C'est le charme et le délice qui tombent avec la pluie de Maurice Denis. Celle de Mia Couto, à la première page de son roman La pluie ébahie, retient ses charmes et ses délices. Des nombreuses pluies qui affluent dans ma mémoire depuis tant de livres aimés, celle du petit Marcel qui tombait sur le jardin de Combray et faisait accourir Françoise pour rentrer précipitamment les précieux fauteuils d'osier, celle du balcon en forêt, celle de la Loire-Inférieure, compagne fidèle des expéditions en 2 CV, et même celle des mots subitement dégelés qui tombaient sur le tillac, bref, des si nombreuses pluies à vouloir s'abattre à présent ou se glisser dans mes lignes, de celle qui aujourd'hui même m'a mouillé le corps et les yeux... je ne suis pas rassasié, il faut que je relise et récrive ici sous vos yeux celle de Mia Couto.

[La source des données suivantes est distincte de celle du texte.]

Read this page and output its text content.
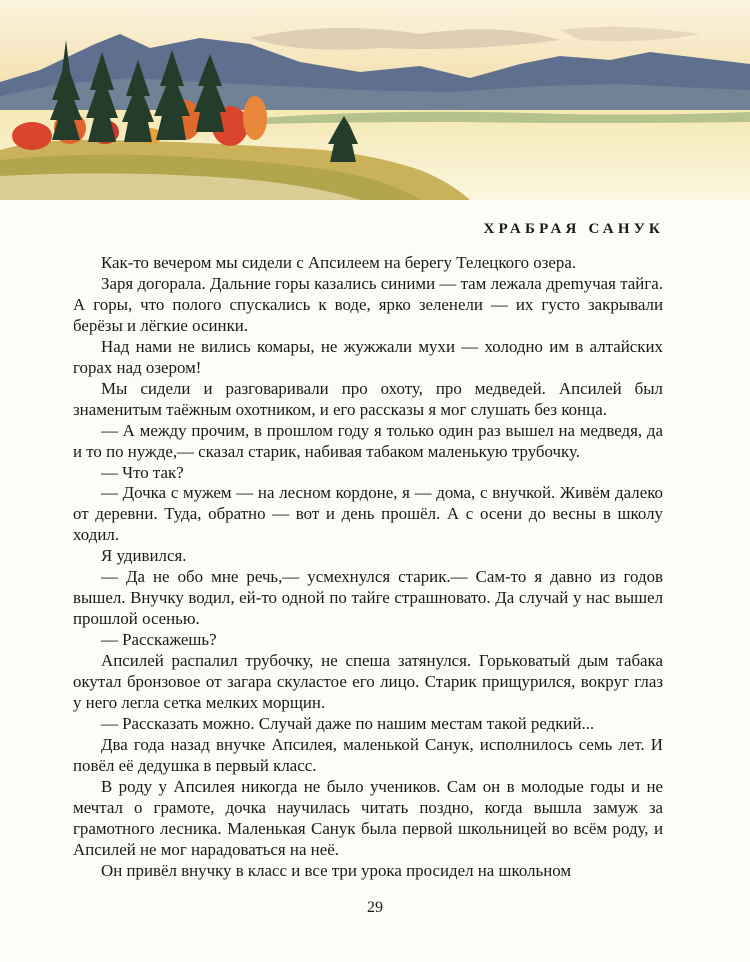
ХРАБРАЯ САНУК

Как-то вечером мы сидели с Апсилеем на берегу Телецкого озера.

Заря догорала. Дальние горы казались синими — там лежала дреmучая тайга. А горы, что полого спускались к воде, ярко зеленели — их густо закрывали берёзы и лёгкие осинки.

Над нами не вились комары, не жужжали мухи — холодно им в алтайских горах над озером!

Мы сидели и разговаривали про охоту, про медведей. Апсилей был знаменитым таёжным охотником, и его рассказы я мог слушать без конца.

— А между прочим, в прошлом году я только один раз вышел на медведя, да и то по нужде,— сказал старик, набивая табаком маленькую трубочку.

— Что так?

— Дочка с мужем — на лесном кордоне, я — дома, с внучкой. Живём далеко от деревни. Туда, обратно — вот и день прошёл. А с осени до весны в школу ходил.

Я удивился.

— Да не обо мне речь,— усмехнулся старик.— Сам-то я давно из годов вышел. Внучку водил, ей-то одной по тайге страшновато. Да случай у нас вышел прошлой осенью.

— Расскажешь?

Апсилей распалил трубочку, не спеша затянулся. Горьковатый дым табака окутал бронзовое от загара скуластое его лицо. Старик прищурился, вокруг глаз у него легла сетка мелких морщин.

— Рассказать можно. Случай даже по нашим местам такой редкий...

Два года назад внучке Апсилея, маленькой Санук, исполнилось семь лет. И повёл её дедушка в первый класс.

В роду у Апсилея никогда не было учеников. Сам он в молодые годы и не мечтал о грамоте, дочка научилась читать поздно, когда вышла замуж за грамотного лесника. Маленькая Санук была первой школьницей во всём роду, и Апсилей не мог нарадоваться на неё.

Он привёл внучку в класс и все три урока просидел на школьном

29
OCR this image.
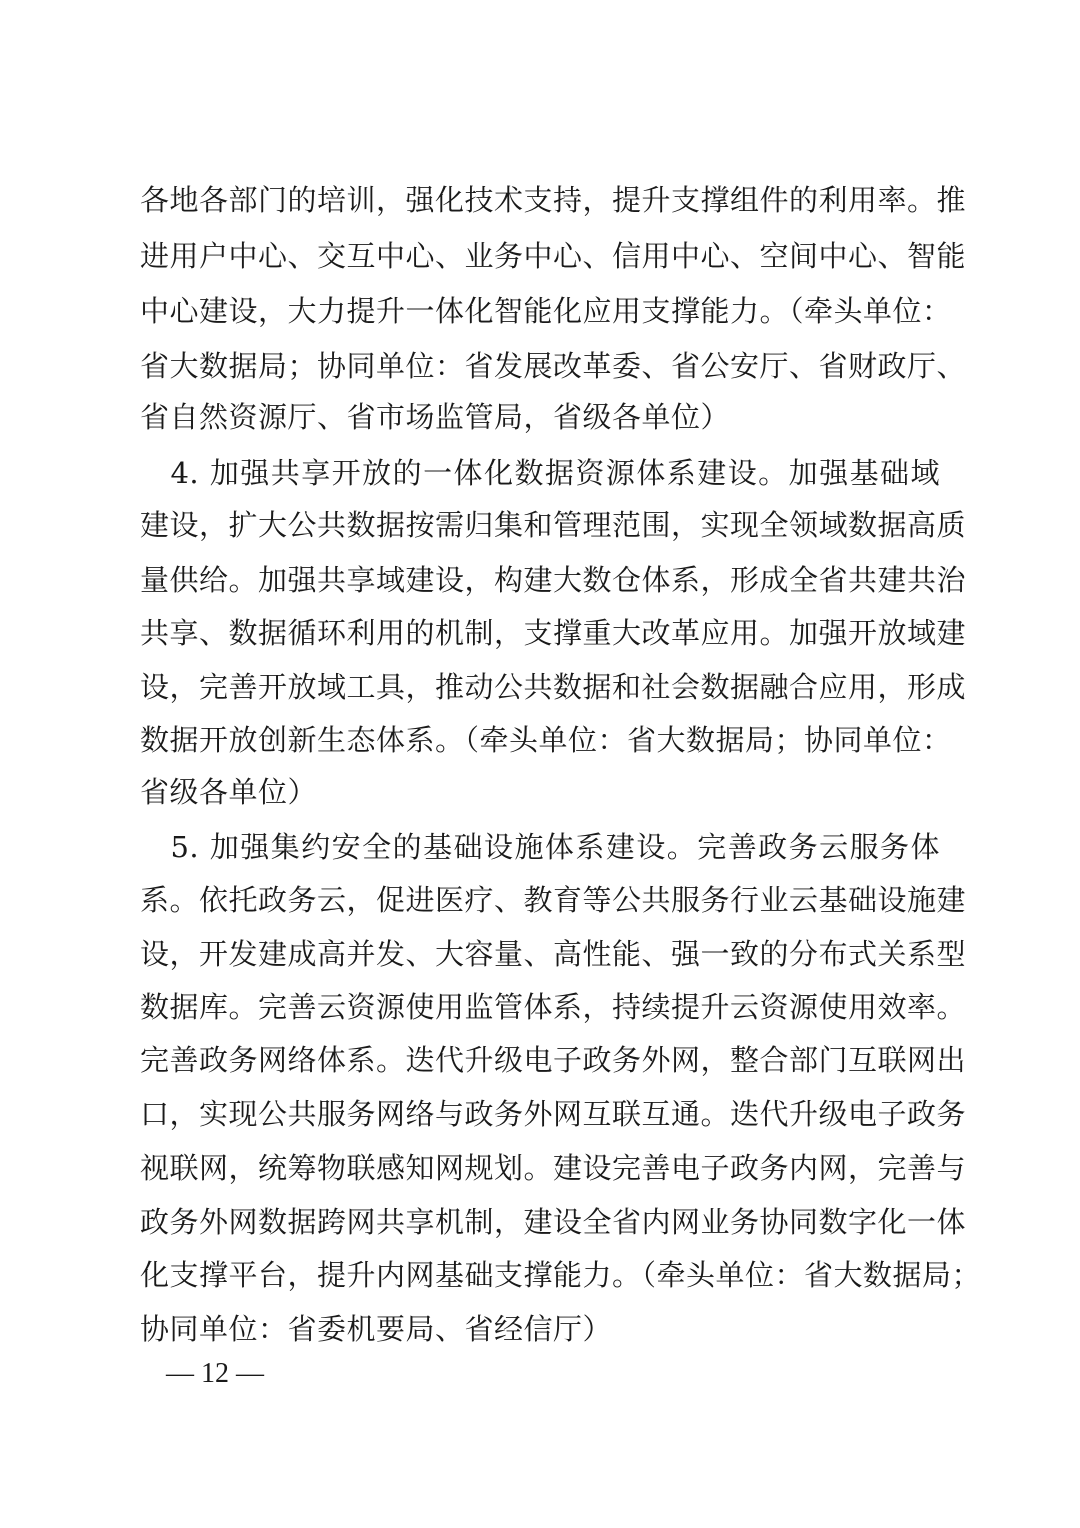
各地各部门的培训，强化技术支持，提升支撑组件的利用率。推
进用户中心、交互中心、业务中心、信用中心、空间中心、智能
中心建设，大力提升一体化智能化应用支撑能力。（牵头单位：
省大数据局；协同单位：省发展改革委、省公安厅、省财政厅、
省自然资源厅、省市场监管局，省级各单位）
　4. 加强共享开放的一体化数据资源体系建设。加强基础域
建设，扩大公共数据按需归集和管理范围，实现全领域数据高质
量供给。加强共享域建设，构建大数仓体系，形成全省共建共治
共享、数据循环利用的机制，支撑重大改革应用。加强开放域建
设，完善开放域工具，推动公共数据和社会数据融合应用，形成
数据开放创新生态体系。（牵头单位：省大数据局；协同单位：
省级各单位）
　5. 加强集约安全的基础设施体系建设。完善政务云服务体
系。依托政务云，促进医疗、教育等公共服务行业云基础设施建
设，开发建成高并发、大容量、高性能、强一致的分布式关系型
数据库。完善云资源使用监管体系，持续提升云资源使用效率。
完善政务网络体系。迭代升级电子政务外网，整合部门互联网出
口，实现公共服务网络与政务外网互联互通。迭代升级电子政务
视联网，统筹物联感知网规划。建设完善电子政务内网，完善与
政务外网数据跨网共享机制，建设全省内网业务协同数字化一体
化支撑平台，提升内网基础支撑能力。（牵头单位：省大数据局；
协同单位：省委机要局、省经信厅）
— 12 —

 Ce jour-là mon père est rentré à la maison complètement trempé. Il pleuvait ? Non, notre toit en zinc nous aurait avertis. La pluie, même très fine, aurait tinté comme de petites aiguilles perforant le silence.
— Tu es tombé dans le fleuve, mari ?
— Non, c’est cette pluie qui m’a trempé.
— Pluie ?
On jeta un œil par la fenêtre : c’était une pluie mince en suspens, flottant entre ciel et terre. Légère, ébahie, aérienne. Mes parents appelèrent ça un « pluviotis ». Et ils rient, amusés par le mot. Jusqu’à ce que le bras de grand-père se dresse :
— Ne riez pas si fort, la pluie est en train de dormir…
Toute le journée, le pluviotis persista comme une bruine somnolente et épaisse. Les gouttes ne s’abattaient pas, pas la moindre brise ne soufflait. Les voisins échangèrent des visites, les hommes en finirent avec leurs conversations dans les cours, les femmes se cloîtrèrent. Nul ne se souvenait d’un pareil événement. On souffrait peut-être d’une malédiction.
Qu’il y eût une chute pour cette pluie : nous l’attendions ardemment. Dans cette attente, je m’amusais à regarder les milliers d’arcs-en-ciel qui luisotaient tout autour. Jamais aucun ciel ne s’était multiplié en autant de couleurs. La pluie est une femme, disait ma mère. L’une de ces veuves à la superbe retenue : elle possède une robe de sept couleurs mais ne la porte que les jours où elle sort avec le Soleil.
L’indécision de la pluie n’était pas un motif de joie. Malgré tout j’inventai une facétie : mes parents m’avaient toujours traité d’ébahi. Ils disaient que j’étais lent pour agir, attardé pour penser. Je n’avais pas vocation à faire quoi que ce soit. Peut-être n’avais-je même pas vocation à être. Eh bien la pluie était là, clamée et réclamée par tous et finalement aussi ébaubie que moi. Enfin, j’avais une sœur tellement maladroite qu’elle ne savait même pas tomber.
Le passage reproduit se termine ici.